Purtroppo non ho molto tempo per scriverne quanto vorrei, ma, se non fosse che i due ascolti che gli ho dato finora sonoun po' pochi per sbilanciarsi così tanto, non esiterei a dire che questo disco è un vero capolavoro.
Si sono fatti aspettare dieci anni, durante i quali il gruppo non si è mai ufficialmente sciolto, ma che davano ben poche speranze a chi attendeva la registrazione di un nuovo album.
Poi un mesetto fa la notizia è diventata ufficiale: i Portishead avevano registrato un nuovo album che sarebbe uscito il 28 aprile.
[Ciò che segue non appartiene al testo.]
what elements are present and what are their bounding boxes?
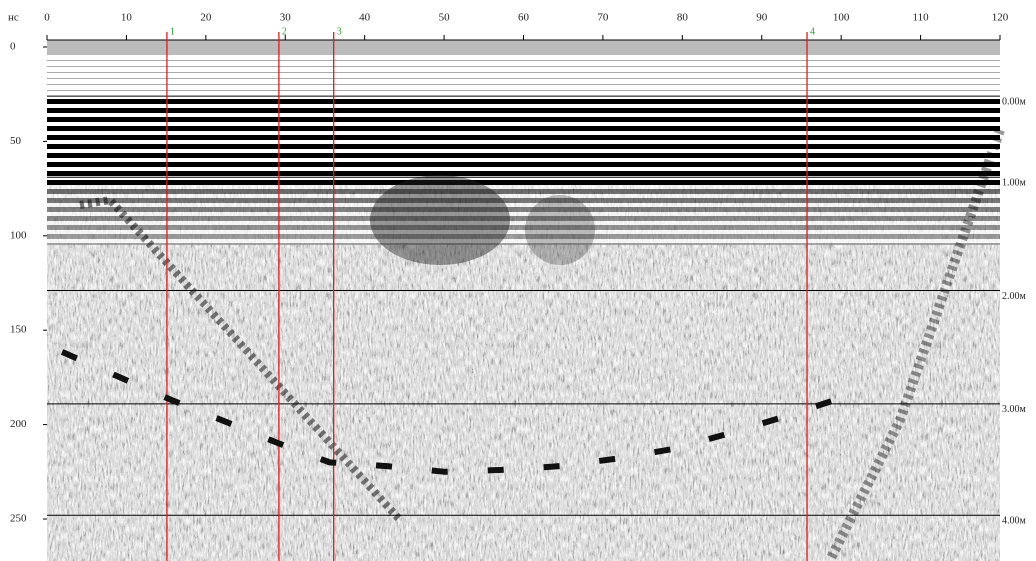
marker-label: 3 <box>337 26 342 37</box>
x-tick-label: 50 <box>439 12 451 24</box>
depth-label: 1.00м <box>1002 178 1027 189</box>
y-tick-label: 100 <box>10 229 27 241</box>
depth-label: 3.00м <box>1002 404 1027 415</box>
x-tick-label: 90 <box>756 12 768 24</box>
x-tick-label: 60 <box>518 12 530 24</box>
radargram-image <box>47 40 1000 561</box>
y-tick-label: 50 <box>10 135 22 147</box>
x-tick-label: 100 <box>833 12 850 24</box>
x-tick-label: 120 <box>992 12 1009 24</box>
x-tick-label: 110 <box>913 12 930 24</box>
x-tick-label: 80 <box>677 12 689 24</box>
marker-label: 2 <box>282 26 287 37</box>
x-tick-label: 40 <box>359 12 371 24</box>
marker-label: 4 <box>810 26 815 37</box>
radargram-figure: нс01020304050607080901001101200501001502… <box>0 0 1036 561</box>
y-axis-label: нс <box>8 12 19 24</box>
y-tick-label: 250 <box>10 513 27 525</box>
marker-label: 1 <box>170 26 175 37</box>
x-tick-label: 30 <box>280 12 292 24</box>
y-tick-label: 0 <box>10 41 16 53</box>
x-tick-label: 70 <box>597 12 609 24</box>
depth-label: 2.00м <box>1002 291 1027 302</box>
depth-label: 0.00м <box>1002 96 1027 107</box>
x-tick-label: 10 <box>121 12 133 24</box>
y-tick-label: 150 <box>10 324 27 336</box>
x-tick-label: 20 <box>200 12 212 24</box>
depth-label: 4.00м <box>1002 516 1027 527</box>
y-tick-label: 200 <box>10 418 27 430</box>
x-tick-label: 0 <box>44 12 50 24</box>
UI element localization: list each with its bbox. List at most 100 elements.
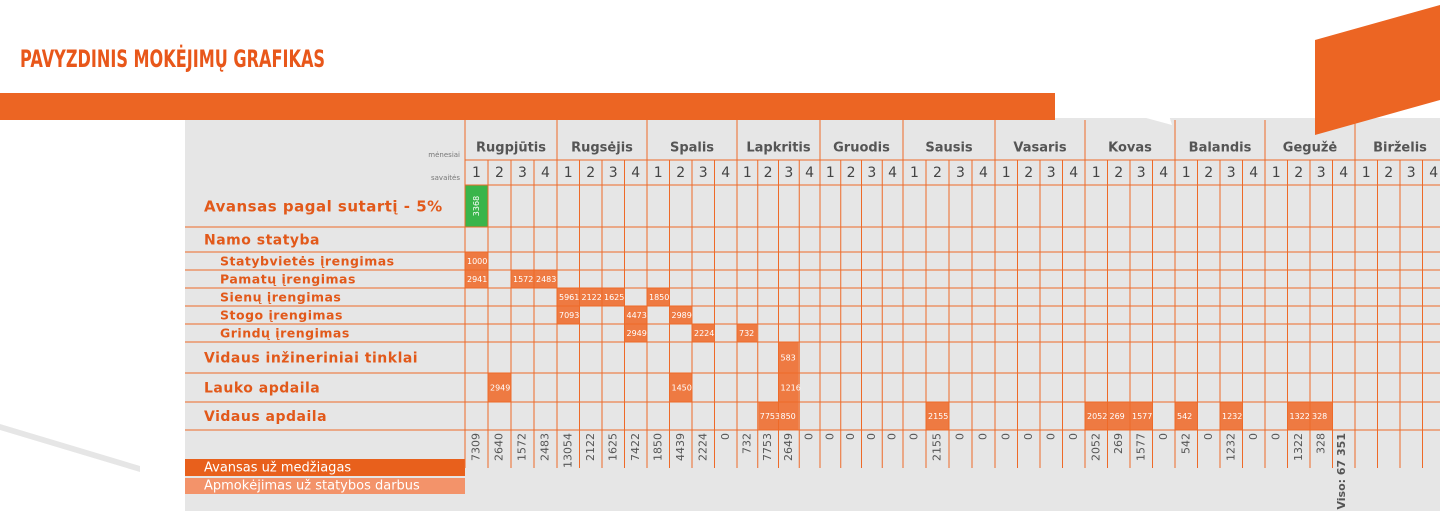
cell-value: 1322 xyxy=(1290,412,1310,421)
cell-value: 1216 xyxy=(781,384,801,393)
week-label: 4 xyxy=(541,165,550,181)
cell-value: 2941 xyxy=(467,275,487,284)
week-label: 2 xyxy=(1294,165,1303,181)
cell-value: 328 xyxy=(1312,412,1327,421)
column-total: 0 xyxy=(1022,433,1035,440)
cell-value: 732 xyxy=(739,329,754,338)
column-total: 7753 xyxy=(761,433,774,461)
legend-works-box xyxy=(185,478,465,494)
cell-value: 5961 xyxy=(559,293,579,302)
week-label: 4 xyxy=(1069,165,1078,181)
cell-value: 1232 xyxy=(1222,412,1242,421)
cell-highlight xyxy=(557,288,579,306)
column-total: 0 xyxy=(908,433,921,440)
column-total: 0 xyxy=(865,433,878,440)
column-total: 2649 xyxy=(782,433,795,461)
month-label: Lapkritis xyxy=(746,141,811,156)
column-total: 2122 xyxy=(584,433,597,461)
week-label: 4 xyxy=(805,165,814,181)
column-total: 0 xyxy=(719,433,732,440)
month-label: Rugpjūtis xyxy=(476,141,546,156)
column-total: 1577 xyxy=(1134,433,1147,461)
table-background xyxy=(185,118,1440,511)
cell-value: 583 xyxy=(781,354,796,363)
week-label: 1 xyxy=(1002,165,1011,181)
cell-highlight xyxy=(580,288,602,306)
row-label: Pamatų įrengimas xyxy=(220,272,356,287)
week-label: 1 xyxy=(564,165,573,181)
month-label: Spalis xyxy=(670,141,714,156)
title-paper xyxy=(0,16,1172,125)
row-label: Statybvietės įrengimas xyxy=(220,254,395,269)
cell-highlight xyxy=(779,342,799,373)
column-total: 2155 xyxy=(931,433,944,461)
column-total: 542 xyxy=(1179,433,1192,454)
cell-value: 1450 xyxy=(672,384,692,393)
cell-value: 1572 xyxy=(513,275,533,284)
week-label: 1 xyxy=(1182,165,1191,181)
column-total: 0 xyxy=(977,433,990,440)
cell-highlight xyxy=(465,252,488,270)
cell-value: 542 xyxy=(1177,412,1192,421)
column-total: 7422 xyxy=(629,433,642,461)
week-label: 2 xyxy=(1384,165,1393,181)
week-label: 4 xyxy=(1159,165,1168,181)
cell-highlight xyxy=(779,373,799,402)
cell-highlight xyxy=(511,270,534,288)
week-label: 2 xyxy=(676,165,685,181)
decor-right xyxy=(1315,5,1440,135)
cell-value: 3368 xyxy=(472,196,481,216)
legend-works: Apmokėjimas už statybos darbus xyxy=(204,479,420,494)
column-total: 2483 xyxy=(539,433,552,461)
cell-highlight xyxy=(737,324,758,342)
week-label: 1 xyxy=(1362,165,1371,181)
week-label: 3 xyxy=(1137,165,1146,181)
title-bar xyxy=(0,93,1055,120)
cell-value: 7753 xyxy=(760,412,780,421)
grand-total: Viso: 67 351 xyxy=(1335,433,1348,510)
column-total: 0 xyxy=(1269,433,1282,440)
weeks-caption: savaitės xyxy=(431,174,460,182)
week-label: 2 xyxy=(1024,165,1033,181)
week-label: 2 xyxy=(1114,165,1123,181)
week-label: 1 xyxy=(472,165,481,181)
week-label: 2 xyxy=(933,165,942,181)
column-total: 2224 xyxy=(696,433,709,461)
cell-value: 269 xyxy=(1110,412,1125,421)
page-title: PAVYZDINIS MOKĖJIMŲ GRAFIKAS xyxy=(20,44,325,73)
column-total: 0 xyxy=(999,433,1012,440)
column-total: 0 xyxy=(886,433,899,440)
column-total: 1322 xyxy=(1292,433,1305,461)
cell-highlight xyxy=(670,306,692,324)
column-total: 2052 xyxy=(1089,433,1102,461)
week-label: 3 xyxy=(1047,165,1056,181)
cell-highlight xyxy=(779,402,799,430)
column-total: 13054 xyxy=(561,433,574,468)
week-label: 4 xyxy=(888,165,897,181)
week-label: 1 xyxy=(910,165,919,181)
week-label: 4 xyxy=(1429,165,1438,181)
cell-highlight xyxy=(926,402,949,430)
week-label: 3 xyxy=(1407,165,1416,181)
cell-highlight xyxy=(602,288,624,306)
week-label: 1 xyxy=(654,165,663,181)
cell-value: 2949 xyxy=(490,384,510,393)
week-label: 1 xyxy=(826,165,835,181)
cell-highlight xyxy=(758,402,778,430)
cell-highlight xyxy=(465,185,488,227)
column-total: 0 xyxy=(1157,433,1170,440)
week-label: 1 xyxy=(743,165,752,181)
legend-materials-box xyxy=(185,459,465,476)
column-total: 0 xyxy=(1202,433,1215,440)
cell-value: 2483 xyxy=(536,275,556,284)
column-total: 2640 xyxy=(493,433,506,461)
week-label: 2 xyxy=(495,165,504,181)
row-label: Grindų įrengimas xyxy=(220,326,350,341)
week-label: 4 xyxy=(1339,165,1348,181)
week-label: 4 xyxy=(1249,165,1258,181)
cell-value: 2155 xyxy=(928,412,948,421)
cell-value: 2224 xyxy=(694,329,714,338)
week-label: 2 xyxy=(586,165,595,181)
cell-value: 1850 xyxy=(649,293,669,302)
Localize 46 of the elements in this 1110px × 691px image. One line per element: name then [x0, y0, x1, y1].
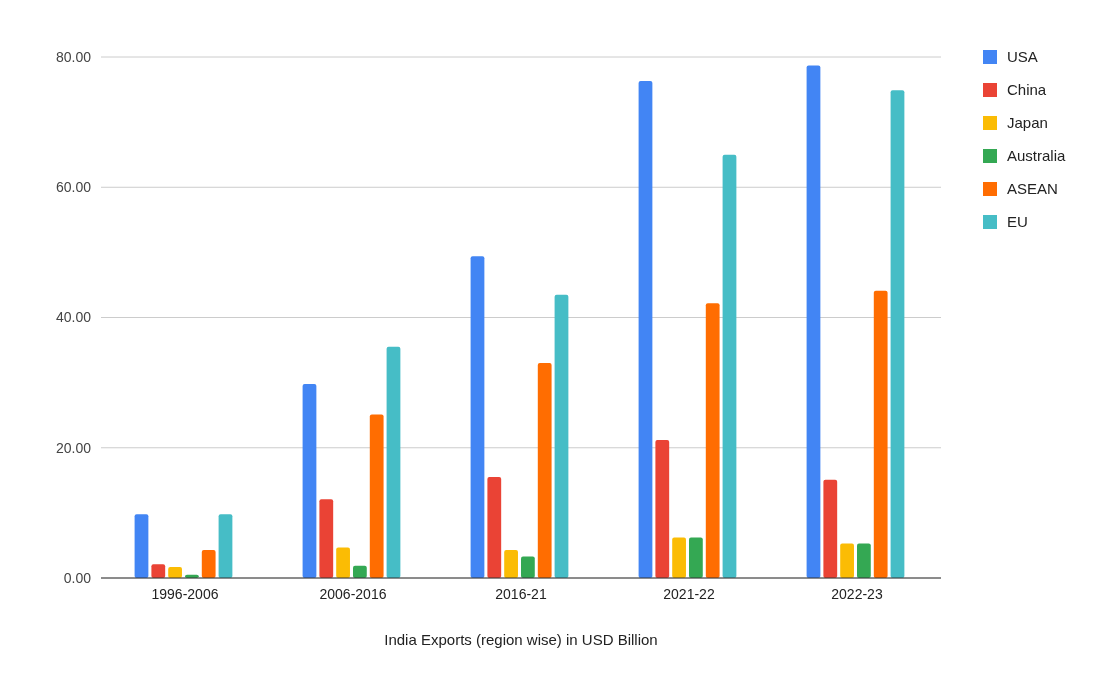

Giuro (e l'ho detto) che la mossa mi lasciava abbastanza diffidente: gruppo di discreto successo e di indubbia ed eccelsa qualità sparisce dalla scena per un decennio, per tutto questo tempo si mormora di registrazioni fantasma, poi smentite, poi riconfermate, ma mai ufficialmente, concerti, video, lavori solisti, e infine, con alti squilli di fanfara si annuncia la reunion e il nuovo disco. Ovvio che il sospetto della solita mossa per rimpinguare le casse di ex-musicisti bolliti è stato il primo ad affiorare.
E invece no. Il terzetto (o quartetto, dipende se oltre a Gibbons/Barrow/Ultey si tira dentro o no pure McDonald) era stato in silenzio per la ragione più nobile possibile per un gruppo di musicisti: non aveva niente da dire(*).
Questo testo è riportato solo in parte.